Непринцев зевнул и пошел открывать. На пороге стоял вовсе не Аршинников, знакомый поэт и бомж, а соседка Людмила Карповна с тарелкой говяжьих костей в руках.
— Доброе утро, Павел Александрович.
— Доброе утро, Спартакиада Олимпиадовна. — Непринцев почему-то никак не мог запомнить имя-отчество соседки и называл ее замысловато и непонятно ни для нее, ни для него самого. Впрочем, Людмила Карповна привыкла.
Паша красными, воспаленными глазами тупо смотрел на тарелку, ожидая продолжения.
— Вы извините, что я так рано…
— Ничего страшного.
— Вы ночью шума на лестничной площадке не слышали?
— Нет.
— Понимаете, у Химика неприятности. К нему рэкетиры должны зайти. Вы уж, если шум услышите, звоните прямо в 51-е отделение милиции. Номер знаете?
— Угу. А что с ним?
— Да он пьяный на двоих парней в иностранной машине налетел. Вы же знаете, он пьяный постоянно. Те, мерзавцы, ключи от дома отобрали и обещали прийти, если он им две тысячи долларов не заплатит. А Химик замок поменял. Так что звоните в милицию сразу.

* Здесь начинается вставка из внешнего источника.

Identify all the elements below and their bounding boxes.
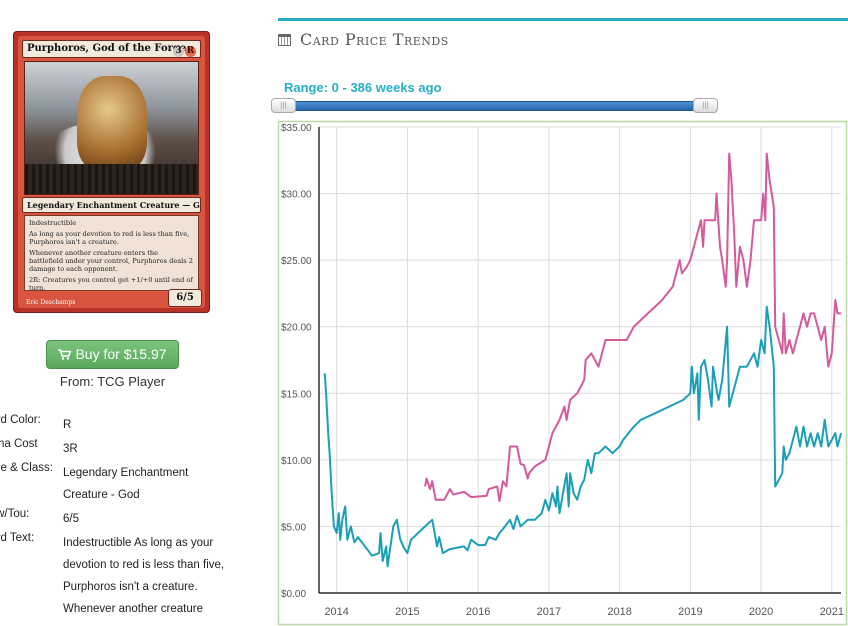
x-tick-label: 2019 [678,606,702,618]
detail-value: Indestructible As long as your devotion … [63,537,225,615]
detail-label: Type & Class: [0,462,53,474]
x-tick-label: 2015 [395,606,419,618]
y-tick-label: $5.00 [281,522,306,533]
mana-red-symbol: R [185,46,196,57]
card-type-line: Legendary Enchantment Creature — God [22,197,201,213]
detail-value: 6/5 [63,513,79,525]
y-tick-label: $15.00 [281,389,312,400]
x-tick-label: 2016 [466,606,490,618]
x-tick-label: 2021 [820,606,844,618]
detail-label: Card Color: [0,414,41,426]
card-art [24,61,199,195]
y-tick-label: $10.00 [281,456,312,467]
slider-track[interactable] [279,101,710,111]
detail-row-pt: Pow/Tou: 6/5 [0,508,250,530]
shopping-cart-icon [58,342,72,369]
x-tick-label: 2020 [749,606,773,618]
detail-label: Card Text: [0,532,35,544]
detail-label: Mana Cost [0,438,38,450]
panel-title-text: Card Price Trends [300,30,449,49]
mana-generic-symbol: 3 [173,46,184,57]
calendar-icon [278,34,291,46]
x-tick-label: 2014 [324,606,348,618]
detail-row-type: Type & Class: Legendary Enchantment Crea… [0,462,250,506]
card-power-toughness: 6/5 [168,289,202,307]
x-tick-label: 2018 [607,606,631,618]
y-tick-label: $0.00 [281,589,306,600]
detail-value: R [63,419,72,431]
price-chart: $0.00 $5.00 $10.00 $15.00 $20.00 $25.00 $30.00… [277,120,848,626]
price-series-line-0 [424,152,841,503]
y-tick-label: $30.00 [281,190,312,201]
buy-button[interactable]: Buy for $15.97 [46,340,179,369]
panel-title: Card Price Trends [278,30,449,49]
price-chart-svg: $0.00 $5.00 $10.00 $15.00 $20.00 $25.00 $30.00… [277,120,848,626]
card-rules-line: Indestructible [29,219,77,227]
detail-value: Legendary Enchantment Creature - God [63,467,189,501]
price-series-line-1 [323,305,842,568]
y-tick-label: $20.00 [281,323,312,334]
card-name: Purphoros, God of the Forge [27,43,187,54]
buy-source: From: TCG Player [59,374,166,389]
chart-border [277,120,848,626]
range-label: Range: 0 - 386 weeks ago [284,80,442,95]
detail-label: Pow/Tou: [0,508,30,520]
detail-row-text: Card Text: Indestructible As long as you… [0,532,250,620]
detail-row-color: Card Color: R [0,414,250,436]
card-rules-line: 2R: Creatures you control get +1/+0 unti… [29,276,193,291]
card-rules-line: Whenever another creature enters the bat… [29,249,193,273]
y-tick-label: $35.00 [281,123,312,134]
card-text-box: Indestructible As long as your devotion … [24,215,199,291]
card-rules-line: As long as your devotion to red is less … [29,230,190,246]
x-tick-label: 2017 [537,606,561,618]
slider-handle-start[interactable]: ||| [271,98,296,113]
range-slider[interactable]: ||| ||| [271,98,718,113]
panel-top-rule [278,18,848,21]
card-artist: Eric Deschamps [26,299,76,306]
y-tick-label: $25.00 [281,256,312,267]
detail-value: 3R [63,443,78,455]
slider-handle-end[interactable]: ||| [693,98,718,113]
buy-button-label: Buy for $15.97 [75,346,167,362]
detail-row-mana: Mana Cost 3R [0,438,250,460]
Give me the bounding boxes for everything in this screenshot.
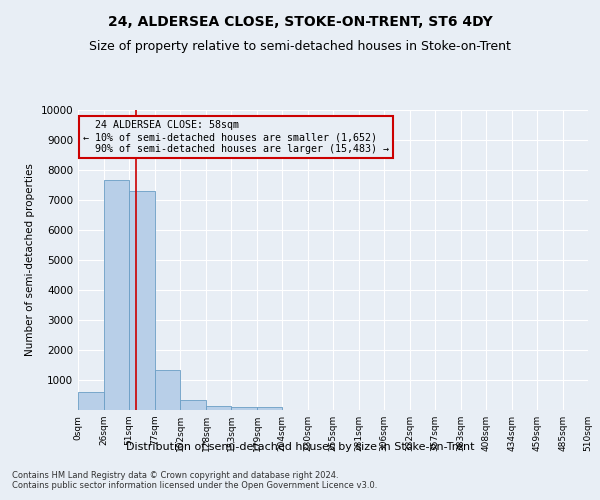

— Хорошо. А зачем вам кости, Спартакиада Олимпиадовна?
— Собачке. У Писателя живет. Хорошая собачка. Ой, да вы знаете, Профессор умер с седьмого этажа?
— Сердце, конечно?
— Да. Сына к тетке в Могилев отправляют. Больше ведь родни у него нет. А дочь Химика — наркоманка, в больницу угодила. Та, что в лифте все разными LSD расписывает.
(Лифт формулами наркотических веществ расписывал сам Непринцев. Хотя дочь Химика наркоманкой была, конечно.)
— Ну, всего доброго, Спартакиада Олимпиадовна.
— Всего доброго, Павел Александрович.
Непринцев закрыл дверь и шумно вздохнул.
«Бывают же люди. О близких заботятся, чужой собаке лакомства носят. Совсем ухайдокался с местными киллерами. Даже о человеколюбии забыл. О бескорыстной любви ко всему миру. О гуманизме. Или как его? Слово забавное очень. А если общаться только с операми и уголовниками — одичаешь. В общем, надо что-то делать. Нельзя просто так дома сидеть. Труд, как утверждал Фридрих Энгельс, создал человека. Труд его и погубит. „И бурная жажда деятельности обуяла его“. Что бы это значило? Вон кот голодный на шкафу расселся. Знаю, что тебе оттуда удобнее на макушку прыгать. И нечего меня взглядом испепелять. Захочешь — уйдешь. Два раза уже вниз прыгал. Пятый этаж „сталинского“ дома. Ишь, Юрий Гагарин. Идем, покормлю. А мог ведь и бритвочкой по глазам. К вопросу о гуманизме. Шутки пьяного мишутки. И что огорчает… Телефон я забыл отключить…»
— Але?
— Непринцев?
— Чей там бодрый голосочек. Или, говоря проще, кто это там гавкает?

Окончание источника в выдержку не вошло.